NYC street to be renamed in Peter Jennings' honor
(2/21/06 - NEW YORK) -- The City of New York will pay tribute to Peter Jennings today when the street where ABC News headquarters is located is renamed in his honor.
It is a permanent geographical memorial to the man who left such an indelible mark on the landscape of American journalism.
West 66th Street between Central Park West and Columbus Avenue in New York City's Upper West Side will be dubbed "Peter Jennings Way." The Jennings family, ABC News President David Westin, New York Mayor Mike Bloomberg and many of Jennings' former colleagues will attend the naming ceremony.
Jennings lived close to his office and he loved his neighborhood. He died last August at age 67 from lung cancer, four months after publicly disclosing his illness.
Jennings first joined ABC News in 1964, anchoring "Peter Jennings with the News" from 1965 to 1967. He was named anchor and senior editor of "World News Tonight" in 1983 and was honored with almost every major award given to television journalists in his 22 years in the anchor chair. Jennings won 16 Emmys, two George Foster Peabody Awards, several Alfred I. duPont-Columbia University Awards, several Overseas Press Club Awards and two consecutive Edward R. Murrow Awards.
A Distinguished Career and Legacy
As one of America's most distinguished journalists, Jennings reported many pivotal, world-shaping events. He was also an author, writing "The Century" with Todd Brewster. The book, which was on The New York Times' best-seller list, is structured as an epic tale about "ourselves," featuring astonishing first-person accounts of the great events of the century.
He also established the first American television news bureau in the Arab world in 1968 when he served as ABC News' bureau chief in Beirut, Lebanon, a position he held for seven years.
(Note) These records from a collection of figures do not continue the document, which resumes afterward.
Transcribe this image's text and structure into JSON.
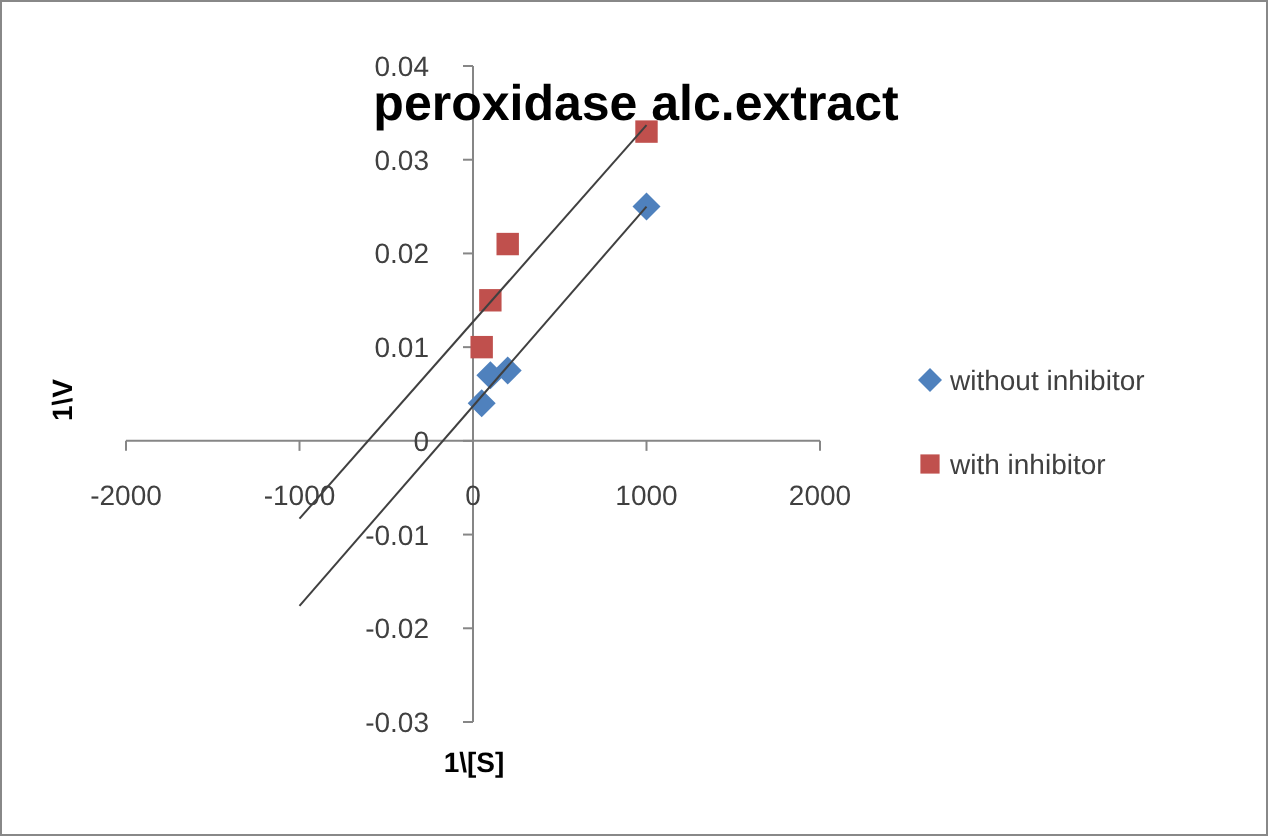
{
  "chart_data": {
    "type": "scatter",
    "title": "peroxidase alc.extract",
    "xlabel": "1\\[S]",
    "ylabel": "1\\V",
    "xlim": [
      -2000,
      2000
    ],
    "xticks": [
      -2000,
      -1000,
      0,
      1000,
      2000
    ],
    "ylim": [
      -0.03,
      0.04
    ],
    "yticks": [
      -0.03,
      -0.02,
      -0.01,
      0,
      0.01,
      0.02,
      0.03,
      0.04
    ],
    "grid": false,
    "legend": "right",
    "series": [
      {
        "name": "without inhibitor",
        "color": "#4f81bd",
        "marker": "diamond",
        "x": [
          50,
          100,
          200,
          1000
        ],
        "values": [
          0.004,
          0.007,
          0.0075,
          0.025
        ]
      },
      {
        "name": "with inhibitor",
        "color": "#c0504d",
        "marker": "square",
        "x": [
          50,
          100,
          200,
          1000
        ],
        "values": [
          0.01,
          0.015,
          0.021,
          0.033
        ]
      },
      {
        "type": "line",
        "color": "#404040",
        "marker": "none",
        "x": [
          -1000,
          1000
        ],
        "values": [
          -0.0176,
          0.025
        ]
      },
      {
        "type": "line",
        "color": "#404040",
        "marker": "none",
        "x": [
          -1000,
          1000
        ],
        "values": [
          -0.0083,
          0.0337
        ]
      }
    ]
  }
}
Jennings helped put ABC News on the map in 1972 with his coverage of the Summer Olympics in Munich, Germany, when Arab terrorists took Israeli athletes hostage.
His extensive domestic and overseas reporting experience was evident in "World News Tonight's" coverage of major crises. He reported from all 50 states and locations around the globe. During the 1991 Gulf War and the 2003 War in Iraq, his knowledge of Middle Eastern affairs brought invaluable perspective to ABC News' coverage of the war in Iraq and the drug trade in Central and South America.
The series also tackled important domestic issues such as gun control policy, the politics of abortion, the crisis in funding for the arts and a highly praised chronicle of the accused bombers of Oklahoma City. "Peter Jennings Reporting" earned numerous awards, including the 2004 Edward R. Murrow Award for best documentary for "The Kennedy Assassination -- Beyond Conspiracy."
Jennings' last documentary "Peter Jennings Reporting: Breakdown -- America's Health Insurance Crisis," aired on ABC in December. Elizabeth Vargas and Bob Woodruff succeeded him as co-anchors of "World News Tonight" in January. Woodruff is recuperating from injuries he suffered from a bomb attack while reporting from Iraq last month.